The X-Men’s First Mutant President Paid Off Decades of Queer Subtext in 1 Key Friendship

The X-Men’s First Mutant President Paid Off Decades of Queer Subtext in 1 Key Friendship

Throughout her history on the X-Men, Kitty Pryde was often coded to be queer, and her co-creator Chris Claremont was able to add to this legacy in a story that saw the former Shadowcat elected president. In the trilogy of miniseries, X-Men: The End, Claremont had the opportunity to flesh out his ideal finale for Kitty, who now goes by Kate in current comics. He envisioned Pryde as the first mutant President of the United States, with a queer First Lady waiting in the wings.

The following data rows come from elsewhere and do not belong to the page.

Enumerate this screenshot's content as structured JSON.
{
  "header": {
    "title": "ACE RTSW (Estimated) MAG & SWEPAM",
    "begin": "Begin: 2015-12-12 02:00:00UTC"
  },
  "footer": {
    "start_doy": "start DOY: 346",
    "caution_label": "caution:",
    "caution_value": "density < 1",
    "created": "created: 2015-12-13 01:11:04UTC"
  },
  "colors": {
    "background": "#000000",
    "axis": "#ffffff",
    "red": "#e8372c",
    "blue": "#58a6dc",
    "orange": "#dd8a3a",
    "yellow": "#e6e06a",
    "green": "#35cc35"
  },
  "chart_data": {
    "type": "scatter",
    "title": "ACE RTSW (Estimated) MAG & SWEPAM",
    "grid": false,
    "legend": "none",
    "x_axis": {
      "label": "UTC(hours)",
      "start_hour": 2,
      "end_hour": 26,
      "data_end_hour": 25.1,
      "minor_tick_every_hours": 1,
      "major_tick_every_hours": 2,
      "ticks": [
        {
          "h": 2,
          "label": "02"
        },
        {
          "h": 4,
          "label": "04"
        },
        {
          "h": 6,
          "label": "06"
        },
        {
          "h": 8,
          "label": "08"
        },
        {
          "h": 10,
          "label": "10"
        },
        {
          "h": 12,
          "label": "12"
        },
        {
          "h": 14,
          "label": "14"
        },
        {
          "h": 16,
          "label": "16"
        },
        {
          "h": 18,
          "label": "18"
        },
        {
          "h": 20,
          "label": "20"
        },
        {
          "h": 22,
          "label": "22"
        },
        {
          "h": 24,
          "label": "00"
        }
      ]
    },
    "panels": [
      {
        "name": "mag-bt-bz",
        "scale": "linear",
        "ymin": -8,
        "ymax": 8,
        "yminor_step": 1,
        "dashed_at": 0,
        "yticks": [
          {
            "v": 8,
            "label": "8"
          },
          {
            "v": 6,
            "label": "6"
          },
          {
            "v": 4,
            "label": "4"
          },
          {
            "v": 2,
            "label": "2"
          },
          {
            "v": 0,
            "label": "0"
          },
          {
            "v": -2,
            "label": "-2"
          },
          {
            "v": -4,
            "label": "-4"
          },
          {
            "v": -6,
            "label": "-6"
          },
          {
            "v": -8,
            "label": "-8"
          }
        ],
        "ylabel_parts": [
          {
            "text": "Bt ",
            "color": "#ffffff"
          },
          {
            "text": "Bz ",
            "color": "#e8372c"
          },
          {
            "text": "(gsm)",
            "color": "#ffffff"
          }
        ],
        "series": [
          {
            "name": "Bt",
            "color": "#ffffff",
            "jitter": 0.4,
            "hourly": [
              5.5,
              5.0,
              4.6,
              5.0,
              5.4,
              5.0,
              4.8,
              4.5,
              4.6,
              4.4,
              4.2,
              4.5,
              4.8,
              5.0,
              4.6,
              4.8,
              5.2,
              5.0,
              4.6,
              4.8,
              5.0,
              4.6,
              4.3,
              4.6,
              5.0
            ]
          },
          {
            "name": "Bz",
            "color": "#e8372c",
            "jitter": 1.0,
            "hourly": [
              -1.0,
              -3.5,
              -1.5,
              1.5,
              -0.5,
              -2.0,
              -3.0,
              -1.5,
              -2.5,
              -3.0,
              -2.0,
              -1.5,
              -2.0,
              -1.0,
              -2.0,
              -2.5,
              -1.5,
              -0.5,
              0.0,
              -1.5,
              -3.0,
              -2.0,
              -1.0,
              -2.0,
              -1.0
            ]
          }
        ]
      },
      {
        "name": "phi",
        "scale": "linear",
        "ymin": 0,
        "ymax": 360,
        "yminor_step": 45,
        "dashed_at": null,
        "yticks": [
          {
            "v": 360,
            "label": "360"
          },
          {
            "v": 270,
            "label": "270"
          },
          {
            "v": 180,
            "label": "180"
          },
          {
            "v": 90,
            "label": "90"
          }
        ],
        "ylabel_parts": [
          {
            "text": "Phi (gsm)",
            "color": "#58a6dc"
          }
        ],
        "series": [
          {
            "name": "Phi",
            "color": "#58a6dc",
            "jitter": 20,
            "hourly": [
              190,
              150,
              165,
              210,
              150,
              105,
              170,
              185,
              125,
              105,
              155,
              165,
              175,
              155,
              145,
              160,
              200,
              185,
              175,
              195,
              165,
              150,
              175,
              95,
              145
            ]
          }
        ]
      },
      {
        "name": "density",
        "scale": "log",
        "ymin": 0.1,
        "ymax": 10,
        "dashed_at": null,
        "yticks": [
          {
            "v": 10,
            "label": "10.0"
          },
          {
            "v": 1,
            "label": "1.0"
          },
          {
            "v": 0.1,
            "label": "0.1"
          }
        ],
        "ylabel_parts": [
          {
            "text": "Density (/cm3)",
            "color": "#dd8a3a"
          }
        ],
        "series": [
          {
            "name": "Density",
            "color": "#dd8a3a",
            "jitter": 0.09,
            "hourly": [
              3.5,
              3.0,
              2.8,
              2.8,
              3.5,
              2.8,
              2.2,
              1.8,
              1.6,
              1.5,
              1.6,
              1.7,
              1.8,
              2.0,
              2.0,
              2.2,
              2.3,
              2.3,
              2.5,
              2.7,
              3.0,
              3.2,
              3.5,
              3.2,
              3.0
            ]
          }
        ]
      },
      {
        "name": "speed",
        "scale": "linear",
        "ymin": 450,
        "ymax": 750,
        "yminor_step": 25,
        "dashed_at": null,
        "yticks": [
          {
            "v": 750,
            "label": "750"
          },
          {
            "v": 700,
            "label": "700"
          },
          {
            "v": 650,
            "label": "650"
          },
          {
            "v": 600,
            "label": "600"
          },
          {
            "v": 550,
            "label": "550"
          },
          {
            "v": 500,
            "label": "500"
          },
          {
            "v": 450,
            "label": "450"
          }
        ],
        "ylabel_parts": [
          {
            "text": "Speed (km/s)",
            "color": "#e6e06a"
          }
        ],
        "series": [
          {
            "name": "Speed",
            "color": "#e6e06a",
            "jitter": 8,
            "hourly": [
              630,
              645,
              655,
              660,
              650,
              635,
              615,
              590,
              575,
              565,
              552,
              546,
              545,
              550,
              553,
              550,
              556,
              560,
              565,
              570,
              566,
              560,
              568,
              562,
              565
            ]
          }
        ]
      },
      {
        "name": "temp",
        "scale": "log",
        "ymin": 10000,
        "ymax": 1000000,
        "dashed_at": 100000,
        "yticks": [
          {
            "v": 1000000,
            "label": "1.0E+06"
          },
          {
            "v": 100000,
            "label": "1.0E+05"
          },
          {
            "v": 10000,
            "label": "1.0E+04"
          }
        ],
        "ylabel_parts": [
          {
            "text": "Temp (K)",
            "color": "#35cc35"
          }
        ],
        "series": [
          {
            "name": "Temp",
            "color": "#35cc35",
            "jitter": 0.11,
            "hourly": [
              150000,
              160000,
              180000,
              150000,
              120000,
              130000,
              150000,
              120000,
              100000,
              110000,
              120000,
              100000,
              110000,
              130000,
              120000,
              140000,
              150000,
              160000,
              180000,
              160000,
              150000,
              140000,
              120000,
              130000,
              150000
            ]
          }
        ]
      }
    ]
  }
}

In 2016, Claremont sat in as a guest and interviewee on the fan podcast Jay & Miles X-Plain the X-Men. He discusses how he always pictured Kate’s true love to be her longtime best friend, Rachel Summers. While he was not able to outright make this canonical in his comics, he intended this to be implied in X-Men: The End, which was written by Claremont and drawn by Sean Chen. Speaking on his vision for Kate Pryde and her role in X-Men: The End, Claremont notes:

The significance of Kitty’s two-term stint as POTUS is not that she’s the first mutant President of the United States. Ideally, all the way through the story … the person who’s constantly by her side is Rachel [Summers]. And when you get to the White House, you never see who is the First Spouse. But the key visual is that one of the kids is a redhead … the coloring wasn’t quite right, one of the kids should have been a redhead.

He also adds that the coloring on the child’s hair isn’t as obvious as he would have preferred. Still, the implication is clear that Kate’s election is so momentous because she is in a sapphic relationship: that the President could be a Jewish mutant woman, married to another mutant woman with whom she started a family.

Chris Claremont Intended One X-Man To Be Kate Pryde’s True Love

The X-Men’s First Mutant President Paid Off Decades of Queer Subtext in 1 Key Friendship

Despite this story being relegated to the alternate world of X-Men: The End, Claremont claims that Shadowkat and Askani’s longtime friendship turning into romance was something he viewed as essential to the characters’ future. Qualifying that he’s no longer the writer in charge, Claremont states with certainty, “while [Kate] dated lots of people when she was an adolescent, the primal love of her life has always been Rachel.” Reflecting on the Fox X-Men films, Claremont also mused that there was a sense of ironic symmetry that Elliot Page was cast as Kitty Pryde due to a shared connection to the LGBTQ+ community.

At the time of recording, both Kate Pryde and Rachel Summers’ queerness had only ever been presented in subtext. In the years since, Kate shared her first kiss with another woman, meaning the door to exploring that side of herself is now open for future stories. Even more concretely, Rachel stepped out of the glass closet and into the arms of her current girlfriend, Betsy Braddock, to great fanfare in 2022. Though neither have been strictly labeled as bisexual or lesbian, the chances of Kate and Rachel becoming a textual sapphic pairing are stronger than ever.

Claremont’s Plans For Kitty Pyrde & Rachel Summers Could Be Realized Now

Csptain Britain and Askani Kiss in Knights of X #4

Many of the queer themes that Claremont loaded into his 16-year tenure on the X-Men were censored and reduced to subtext due to that era’s editorial practices. However, many of his dreams deferred have found new life now: most notably, his original plans for Destiny, her wife Mystique, and their son Nightcrawler have finally been realized in Marvel canon. But if anything, recent flashes of Kate Pryde’s sexuality and a recent team-up in X-Men #32 point to Magik as her potential love interest. For now, Kate Pryde and Rachel Summers are the queer X-Men couple that got away, but there’s a possibility that future stories could see Chris Claremont‘s plans become a reality.